Where I come from, poetry is no pastime, although no one pays a poet for what she gives to the world. The sort of political and social climate I have grown up witnessing in Assam, my home state, can only be directly addressed by means of poetry and art. Patriarchy, caste segregation, class wars, and environmental plunder — I’d imagine a few reasons such as these ones are enough to steel a poet’s pen. Hence I write.

What is your advice for emerging poets?
Certainly to read widely and then keep writing. I distance myself from providing a manual for emerging poets in bullet-points, although it is a popular form these days. Unless one reads widely and with a political will to understand what shapes those writings, the poet will not emerge with enough philosophical edge.

What is the role of poets in shaping the future?

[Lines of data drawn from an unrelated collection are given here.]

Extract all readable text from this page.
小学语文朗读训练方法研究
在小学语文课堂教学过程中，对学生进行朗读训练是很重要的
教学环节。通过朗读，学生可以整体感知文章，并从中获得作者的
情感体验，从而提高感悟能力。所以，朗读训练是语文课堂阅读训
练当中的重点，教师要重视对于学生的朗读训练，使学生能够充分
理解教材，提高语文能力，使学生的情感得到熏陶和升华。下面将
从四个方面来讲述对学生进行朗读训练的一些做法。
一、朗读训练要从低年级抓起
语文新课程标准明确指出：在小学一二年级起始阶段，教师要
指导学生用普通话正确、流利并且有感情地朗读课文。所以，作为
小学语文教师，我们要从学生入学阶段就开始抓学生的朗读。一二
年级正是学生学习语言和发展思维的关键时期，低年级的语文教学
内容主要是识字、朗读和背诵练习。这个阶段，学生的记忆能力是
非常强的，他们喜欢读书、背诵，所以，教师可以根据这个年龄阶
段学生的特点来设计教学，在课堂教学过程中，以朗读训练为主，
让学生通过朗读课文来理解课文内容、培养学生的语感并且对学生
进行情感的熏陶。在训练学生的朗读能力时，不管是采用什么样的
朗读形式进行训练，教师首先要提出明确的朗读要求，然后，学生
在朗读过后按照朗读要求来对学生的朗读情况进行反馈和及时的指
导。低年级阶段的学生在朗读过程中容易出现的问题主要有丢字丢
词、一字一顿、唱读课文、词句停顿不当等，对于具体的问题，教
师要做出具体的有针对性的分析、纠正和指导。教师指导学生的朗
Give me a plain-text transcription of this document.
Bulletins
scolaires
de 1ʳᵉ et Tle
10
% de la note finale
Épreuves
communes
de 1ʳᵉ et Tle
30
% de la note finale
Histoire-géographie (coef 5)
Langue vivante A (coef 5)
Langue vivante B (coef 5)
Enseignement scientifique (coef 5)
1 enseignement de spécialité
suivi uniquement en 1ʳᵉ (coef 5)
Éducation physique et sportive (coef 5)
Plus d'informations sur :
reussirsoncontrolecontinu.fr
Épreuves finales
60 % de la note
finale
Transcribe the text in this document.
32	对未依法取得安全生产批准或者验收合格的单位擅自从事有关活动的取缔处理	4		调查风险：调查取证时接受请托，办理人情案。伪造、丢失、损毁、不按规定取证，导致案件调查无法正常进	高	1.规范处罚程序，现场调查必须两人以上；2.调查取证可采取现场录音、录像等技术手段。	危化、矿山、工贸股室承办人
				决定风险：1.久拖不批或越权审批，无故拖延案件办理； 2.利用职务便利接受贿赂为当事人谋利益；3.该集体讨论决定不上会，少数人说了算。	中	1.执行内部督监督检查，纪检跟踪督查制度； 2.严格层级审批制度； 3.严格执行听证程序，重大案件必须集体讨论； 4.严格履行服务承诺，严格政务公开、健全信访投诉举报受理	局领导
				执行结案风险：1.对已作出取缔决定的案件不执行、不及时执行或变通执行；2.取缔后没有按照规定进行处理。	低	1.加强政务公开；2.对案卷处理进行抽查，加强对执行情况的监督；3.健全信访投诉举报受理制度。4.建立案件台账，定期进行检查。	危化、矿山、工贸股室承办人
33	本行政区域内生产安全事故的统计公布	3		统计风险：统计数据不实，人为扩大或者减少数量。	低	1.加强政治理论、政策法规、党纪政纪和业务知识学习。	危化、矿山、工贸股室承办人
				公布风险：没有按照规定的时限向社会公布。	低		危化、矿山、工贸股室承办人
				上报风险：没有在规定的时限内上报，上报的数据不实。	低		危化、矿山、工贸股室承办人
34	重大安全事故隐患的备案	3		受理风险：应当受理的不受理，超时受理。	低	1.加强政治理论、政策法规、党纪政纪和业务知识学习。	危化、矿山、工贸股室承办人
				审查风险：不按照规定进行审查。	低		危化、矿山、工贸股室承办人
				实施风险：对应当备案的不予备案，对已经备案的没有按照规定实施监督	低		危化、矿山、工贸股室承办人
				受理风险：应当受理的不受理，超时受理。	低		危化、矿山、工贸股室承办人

Personally I feel as a poet, my role in shaping the future has been to at least create a thinking space, if not a Utopia. I would urge fellow poets and emerging poets to recognize the fact that a ‘transcendental’ art such as poetry is deeply rooted in the socio-economics of the society. Poetry happens in peace times as well as during conflicts. Both have their respective virtues. As a woman who’s vocal against Brahminical traditions, rightwing Hindutva attacks, and patriarchal mores, I believe the theme of our poetry will encompass all that history has handed down to us. Our role as poets in shaping the future should be — as I have said elsewhere — to question and to be in charge, to allude to the May 1968, slogan raised during the civil unrest in Paris: “Ne me libère pas, je m’en charge.”